Given Sebastien Piñera, Chile’s newly elected President, takes-up office on March 11 the OECD’s latest survey of Chile is perhaps timely in highlighting some potential areas that policy makers may wish to consider.
On a positive note, the OECD projects a recovery in Chile’s GDP growth from 1.7% in 2017 to 2.9% for 2018 and 2019 helped by a firmer copper price environment and a global economic recovery. That said, it highlights the need to deepen structural reforms to boost productivity, diversify the economy, improve global competitiveness while also advocating policy to reduce inequality. Productivity levels are significantly below the OECD average while global competitiveness and R&D expenditure as a percentage of GDP also lag. The OECD report favours reducing bureaucracy, simplifying regulations, improving adult skills and getting more people into ‘formal long term jobs that add real value’; and notes ‘Chile would also benefit from raising public support for research and development and stepping up infrastructure investment, which would spur innovation and competitiveness.’

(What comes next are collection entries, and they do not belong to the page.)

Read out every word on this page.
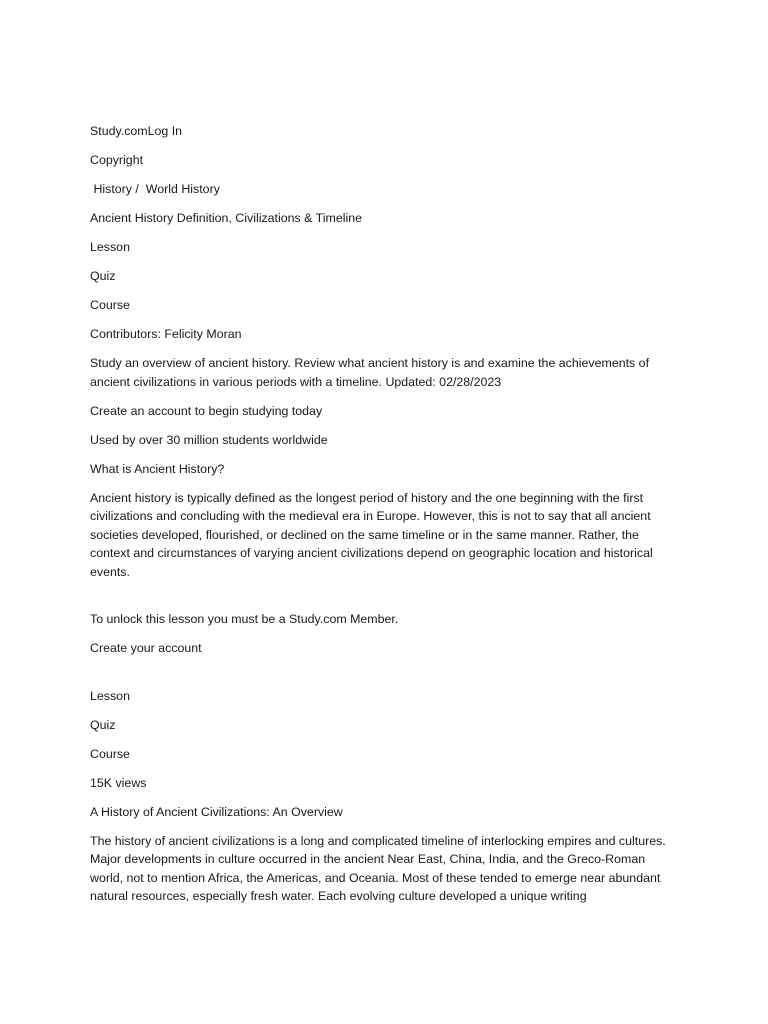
Study.comLog In

Copyright

History /  World History

Ancient History Definition, Civilizations & Timeline

Lesson

Quiz

Course

Contributors: Felicity Moran

Study an overview of ancient history. Review what ancient history is and examine the achievements of ancient civilizations in various periods with a timeline. Updated: 02/28/2023

Create an account to begin studying today

Used by over 30 million students worldwide

What is Ancient History?

Ancient history is typically defined as the longest period of history and the one beginning with the first civilizations and concluding with the medieval era in Europe. However, this is not to say that all ancient societies developed, flourished, or declined on the same timeline or in the same manner. Rather, the context and circumstances of varying ancient civilizations depend on geographic location and historical events.

To unlock this lesson you must be a Study.com Member.

Create your account

Lesson

Quiz

Course

15K views

A History of Ancient Civilizations: An Overview

The history of ancient civilizations is a long and complicated timeline of interlocking empires and cultures. Major developments in culture occurred in the ancient Near East, China, India, and the Greco-Roman world, not to mention Africa, the Americas, and Oceania. Most of these tended to emerge near abundant natural resources, especially fresh water. Each evolving culture developed a unique writing
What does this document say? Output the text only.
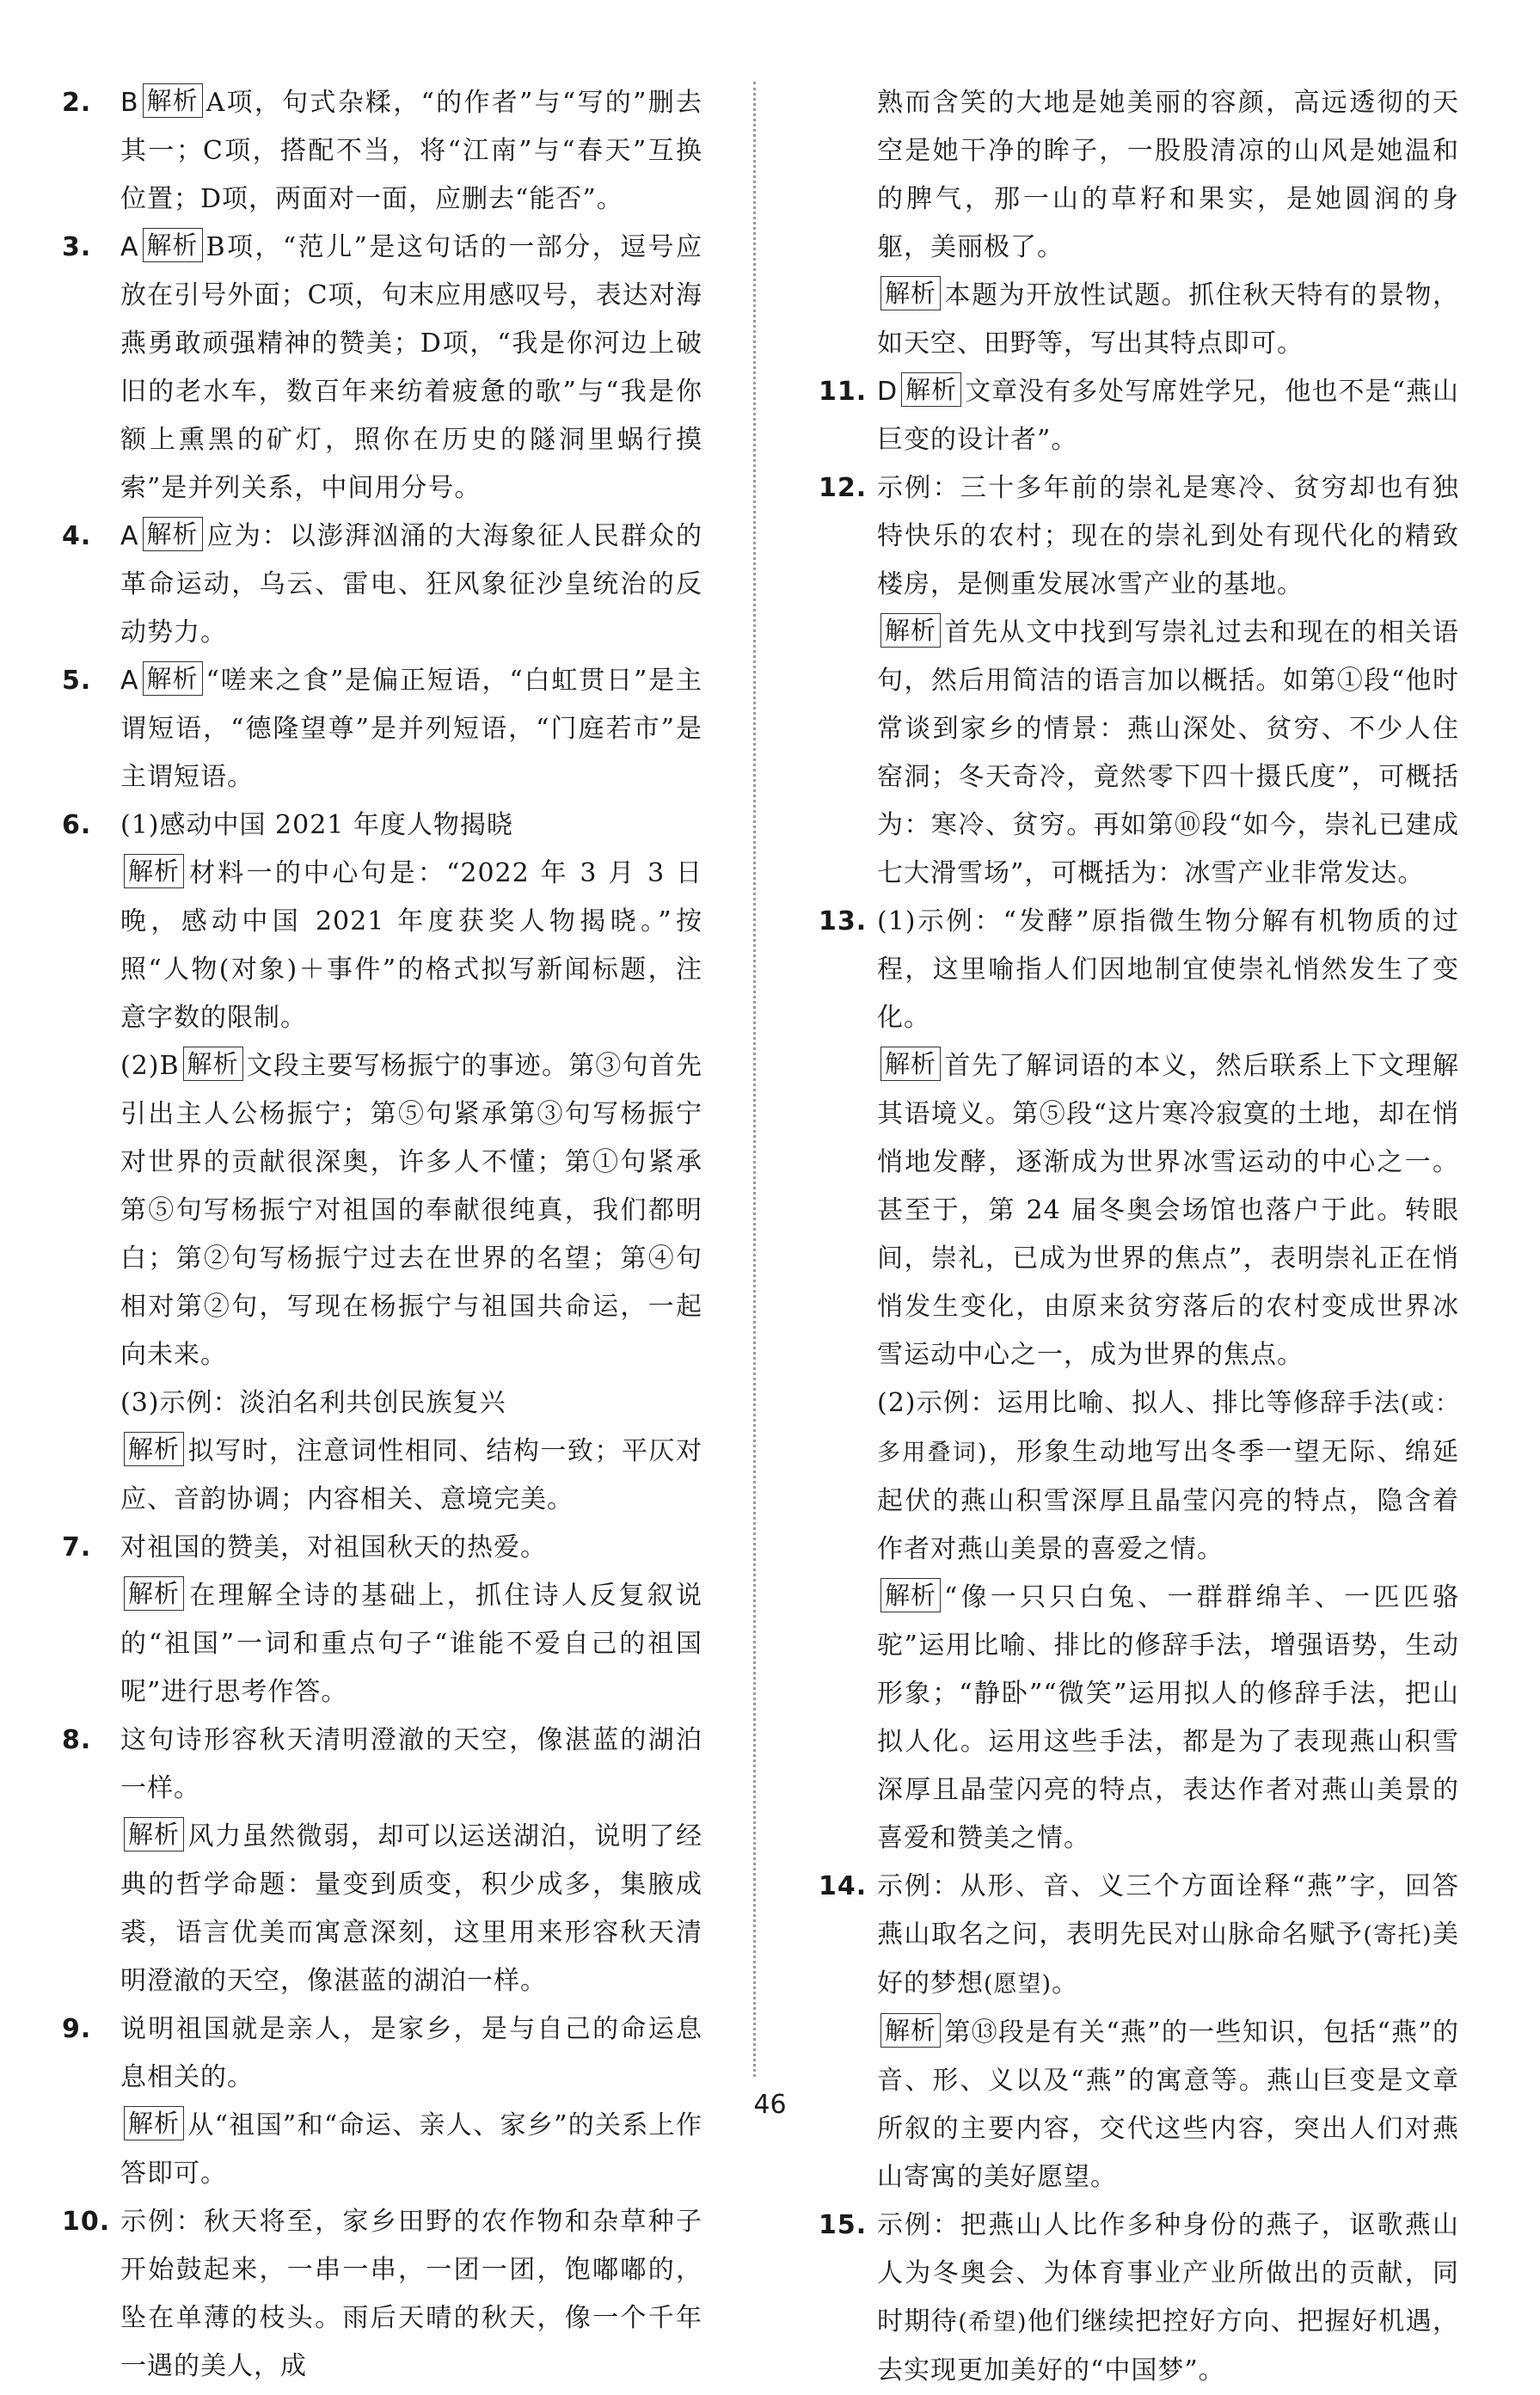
2. B 解析 A项，句式杂糅，“的作者”与“写的”删去其一；C项，搭配不当，将“江南”与“春天”互换位置；D项，两面对一面，应删去“能否”。
3. A 解析 B项，“范儿”是这句话的一部分，逗号应放在引号外面；C项，句末应用感叹号，表达对海燕勇敢顽强精神的赞美；D项，“我是你河边上破旧的老水车，数百年来纺着疲惫的歌”与“我是你额上熏黑的矿灯，照你在历史的隧洞里蜗行摸索”是并列关系，中间用分号。
4. A 解析 应为：以澎湃汹涌的大海象征人民群众的革命运动，乌云、雷电、狂风象征沙皇统治的反动势力。
5. A 解析 “嗟来之食”是偏正短语，“白虹贯日”是主谓短语，“德隆望尊”是并列短语，“门庭若市”是主谓短语。
6. (1)感动中国 2021 年度人物揭晓
解析 材料一的中心句是：“2022 年 3 月 3 日晚，感动中国 2021 年度获奖人物揭晓。”按照“人物(对象)＋事件”的格式拟写新闻标题，注意字数的限制。
(2)B 解析 文段主要写杨振宁的事迹。第③句首先引出主人公杨振宁；第⑤句紧承第③句写杨振宁对世界的贡献很深奥，许多人不懂；第①句紧承第⑤句写杨振宁对祖国的奉献很纯真，我们都明白；第②句写杨振宁过去在世界的名望；第④句相对第②句，写现在杨振宁与祖国共命运，一起向未来。
(3)示例：淡泊名利共创民族复兴
解析 拟写时，注意词性相同、结构一致；平仄对应、音韵协调；内容相关、意境完美。
7. 对祖国的赞美，对祖国秋天的热爱。
解析 在理解全诗的基础上，抓住诗人反复叙说的“祖国”一词和重点句子“谁能不爱自己的祖国呢”进行思考作答。
8. 这句诗形容秋天清明澄澈的天空，像湛蓝的湖泊一样。
解析 风力虽然微弱，却可以运送湖泊，说明了经典的哲学命题：量变到质变，积少成多，集腋成裘，语言优美而寓意深刻，这里用来形容秋天清明澄澈的天空，像湛蓝的湖泊一样。
9. 说明祖国就是亲人，是家乡，是与自己的命运息息相关的。
解析 从“祖国”和“命运、亲人、家乡”的关系上作答即可。
10. 示例：秋天将至，家乡田野的农作物和杂草种子开始鼓起来，一串一串，一团一团，饱嘟嘟的，坠在单薄的枝头。雨后天晴的秋天，像一个千年一遇的美人，成
熟而含笑的大地是她美丽的容颜，高远透彻的天空是她干净的眸子，一股股清凉的山风是她温和的脾气，那一山的草籽和果实，是她圆润的身躯，美丽极了。
解析 本题为开放性试题。抓住秋天特有的景物，如天空、田野等，写出其特点即可。
11. D 解析 文章没有多处写席姓学兄，他也不是“燕山巨变的设计者”。
12. 示例：三十多年前的崇礼是寒冷、贫穷却也有独特快乐的农村；现在的崇礼到处有现代化的精致楼房，是侧重发展冰雪产业的基地。
解析 首先从文中找到写崇礼过去和现在的相关语句，然后用简洁的语言加以概括。如第①段“他时常谈到家乡的情景：燕山深处、贫穷、不少人住窑洞；冬天奇冷，竟然零下四十摄氏度”，可概括为：寒冷、贫穷。再如第⑩段“如今，崇礼已建成七大滑雪场”，可概括为：冰雪产业非常发达。
13. (1)示例：“发酵”原指微生物分解有机物质的过程，这里喻指人们因地制宜使崇礼悄然发生了变化。
解析 首先了解词语的本义，然后联系上下文理解其语境义。第⑤段“这片寒冷寂寞的土地，却在悄悄地发酵，逐渐成为世界冰雪运动的中心之一。甚至于，第 24 届冬奥会场馆也落户于此。转眼间，崇礼，已成为世界的焦点”，表明崇礼正在悄悄发生变化，由原来贫穷落后的农村变成世界冰雪运动中心之一，成为世界的焦点。
(2)示例：运用比喻、拟人、排比等修辞手法(或：多用叠词)，形象生动地写出冬季一望无际、绵延起伏的燕山积雪深厚且晶莹闪亮的特点，隐含着作者对燕山美景的喜爱之情。
解析 “像一只只白兔、一群群绵羊、一匹匹骆驼”运用比喻、排比的修辞手法，增强语势，生动形象；“静卧”“微笑”运用拟人的修辞手法，把山拟人化。运用这些手法，都是为了表现燕山积雪深厚且晶莹闪亮的特点，表达作者对燕山美景的喜爱和赞美之情。
14. 示例：从形、音、义三个方面诠释“燕”字，回答燕山取名之问，表明先民对山脉命名赋予(寄托)美好的梦想(愿望)。
解析 第⑬段是有关“燕”的一些知识，包括“燕”的音、形、义以及“燕”的寓意等。燕山巨变是文章所叙的主要内容，交代这些内容，突出人们对燕山寄寓的美好愿望。
15. 示例：把燕山人比作多种身份的燕子，讴歌燕山人为冬奥会、为体育事业产业所做出的贡献，同时期待(希望)他们继续把控好方向、把握好机遇，去实现更加美好的“中国梦”。
46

However, Congress is fragmented and Piñera’s centre-right Chile Vamos coalition will not have a legislative majority in either the Senate or the Lower Chamber of Congress so enacting policy changes may not prove straightforward. While some recovery in investment is expected under a pro-business Piñera administration he may be forced to take a softer approach to addressing the fiscal deficit and rising debt levels. The fiscal deficit edged higher to 2.8% of GDP in 2017 up from 2.7% in 2016. Nevertheless, we think this situation is very manageable given Chile’s general government debt position of ~25% of GDP (Moody’s estimate), low interest burden and government assets. Moody’s, who rate the Chilean sovereign Aa3 (negative), note that Chile compares well against its Aa median peers which has a government debt to GDP ratio of 30%.
Codelco, the state owned copper producer, remains one of our favoured Chilean holdings: the USD denominated 6.15% Codelco 2036 issue trades at a yield of 4.5% and looks attractive on our models, trading ~3.7 credit notches cheap (best rating basis).